Is it just the order in the xml tag, or do they cycle through them etc?
Hi Philip,
If I remember correctly, the Cassandra implementation in DM is using the DCAwareRoundRobinPolicy, it will basically detect the closest DC automatically and use all nodes of that DC in a round robin mechanism to load balance.
As far as I know, it will not automatically failover to the other DC. When all Cassandra nodes in a DC are down, you will need a restart of DM to have DM connect to the other DC. The reasoning behind this, is if all nodes in a DC are down, most likely something is also happening with the DM node in that DC. Also see this great writeup here: https://foundev.medium.com/cassandra-local-quorum-should-stay-local-c174d555cc57
Between our two main DC’s that Cassandra and OpenSearch will be in there’s a big enough wan link with only 2ms latency, so most of the issues raised on that article wouldn’t count for us.

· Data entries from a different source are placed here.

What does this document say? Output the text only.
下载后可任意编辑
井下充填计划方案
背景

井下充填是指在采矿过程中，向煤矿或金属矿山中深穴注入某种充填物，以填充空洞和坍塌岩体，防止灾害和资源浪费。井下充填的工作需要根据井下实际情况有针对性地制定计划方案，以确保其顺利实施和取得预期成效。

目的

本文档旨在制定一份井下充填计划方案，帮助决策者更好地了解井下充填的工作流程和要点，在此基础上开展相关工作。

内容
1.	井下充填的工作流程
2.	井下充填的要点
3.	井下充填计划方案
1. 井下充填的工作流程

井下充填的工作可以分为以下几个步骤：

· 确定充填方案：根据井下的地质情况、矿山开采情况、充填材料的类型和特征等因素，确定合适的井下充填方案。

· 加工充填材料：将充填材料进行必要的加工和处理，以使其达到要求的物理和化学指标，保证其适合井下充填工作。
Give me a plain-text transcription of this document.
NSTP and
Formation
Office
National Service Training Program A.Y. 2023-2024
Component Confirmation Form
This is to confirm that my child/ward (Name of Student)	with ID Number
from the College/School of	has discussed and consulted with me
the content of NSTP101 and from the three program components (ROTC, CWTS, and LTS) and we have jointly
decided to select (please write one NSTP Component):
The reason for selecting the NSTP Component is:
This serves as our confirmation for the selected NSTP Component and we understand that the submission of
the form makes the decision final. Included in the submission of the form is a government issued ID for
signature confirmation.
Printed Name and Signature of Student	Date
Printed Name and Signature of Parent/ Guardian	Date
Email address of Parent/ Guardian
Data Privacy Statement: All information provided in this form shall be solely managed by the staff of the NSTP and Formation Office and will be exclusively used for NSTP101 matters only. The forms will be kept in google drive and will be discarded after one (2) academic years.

We have one outlier on and DMA pair that’s not in either of those DC’s, which has a 10ms latency.
Hi Philip,
I this scenario it’s the driver middleware to Cassandra which does not allow for an automatic connection to another DC in case all local nodes are unavailable.
The idea being that if all nodes in a DC are unavailable then the DataMiner agents in said DC are likely down as well.
There are upcoming improvements to the behaviour of connecting to Cassandra nodes that will be tentatively released with the 10.3.11.
This will allow you to specify for each DataMiner agent which DB nodes should be tried first. With this it will be possible to have a failover pair spanning 2 datacenters in which each agent of the pair only connects to its local DC.
Hi Matthijs,
Thanks, will it automatically use another DC in the scenario that all the local nodes are unavailable?